Commençons par les études : les étudiants sont sélectionnés à l’entrée à université via un numerus clausus décidé par le Ministère de la Santé (3500 élèves en 2012 sur 12 universités), correspondant au nombre d’étudiants dont le Ministère financera la formation. Selon les places offertes par les universités, les élèves ayant obtenu une moyenne supérieure à 8/10 dans le secondaire sont admis automatiquement en médecine. Néanmoins, les universités peuvent accueillir plus d’étudiants si elles le veulent.

Aux Pays-Bas, seuls des MG exercent en ville. L’installation d’un MG requiert d’être enregistré auprès de l’agence gouvernementale Inspectie Gezondheidszorg. Réglementairement, les MG sont libres de s’installer où ils le souhaitent. Les consultations sont remboursées au médecin dès lors que le généraliste est doté d’un contrat avec l’assureur du patient : il doit donc avoir un accord avec les assureurs de tous ses patients.

Le MG reçoit une rémunération fixe par patient dont il est le médecin traitant, et une rémunération variable par consultation. Les patients choisissent leur médecin, les médecins peuvent refuser des patients.

Les assureurs se sont déjà saisis de leur capacité à refuser le conventionnement pour imposer une tentative de contrôle de l’installation. Ils ont requis que, pour les nouvelles installations, le médecin obtienne une autorisation de la part de l’association locale de généralistes certifiant qu’il existe assez de demandes dans la zone pour justifier l’installation. L’Autorité de la Concurrence des Pays-Bas a jugé le dispositif anticoncurrentiel. Elle a par conséquent condamné l’association nationale des MG à une amende de 7,7 millions €. Néanmoins, l’Autorité a explicitement envisagé la possibilité d’une organisation géographique des soins par les assureurs (hors pratiques jugées anticoncurrentielles).

Les néerlandais sont satisfaits de l’accès aux soins avec, en moyenne, un MG à 15 minutes et un rendez-vous dans les 48h.

Pourtant la densité médicale y est inférieure avec 2 300 patients par médecin exerçant à temps plein contre 1 250 patients/médecin en France.

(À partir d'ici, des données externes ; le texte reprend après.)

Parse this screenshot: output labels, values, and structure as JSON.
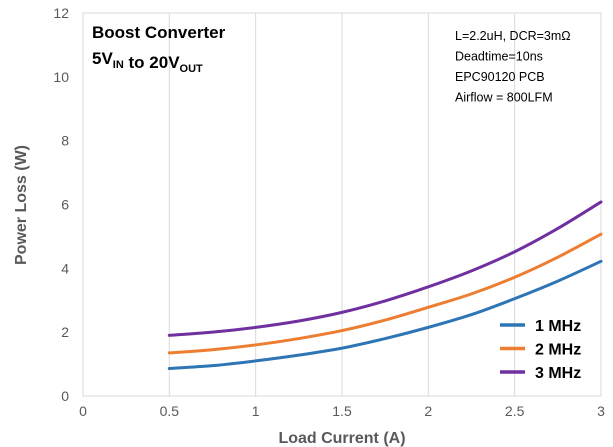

Comment font les médecins danois pour avoir autant de patients? Une explication peut-être la délégation de tâches, des infirmières praticiennes dans les cabinets de MG suivent les patients diabétiques, BPCO ou vasculaires ; il y a aussi des infirmières « psychiatriques » habilitées à gérer les troubles légers sous la supervision du médecin. Les médecins du travail sont habilités à référer un patient à un spécialiste. Les kinésithérapeutes sont en accès libre.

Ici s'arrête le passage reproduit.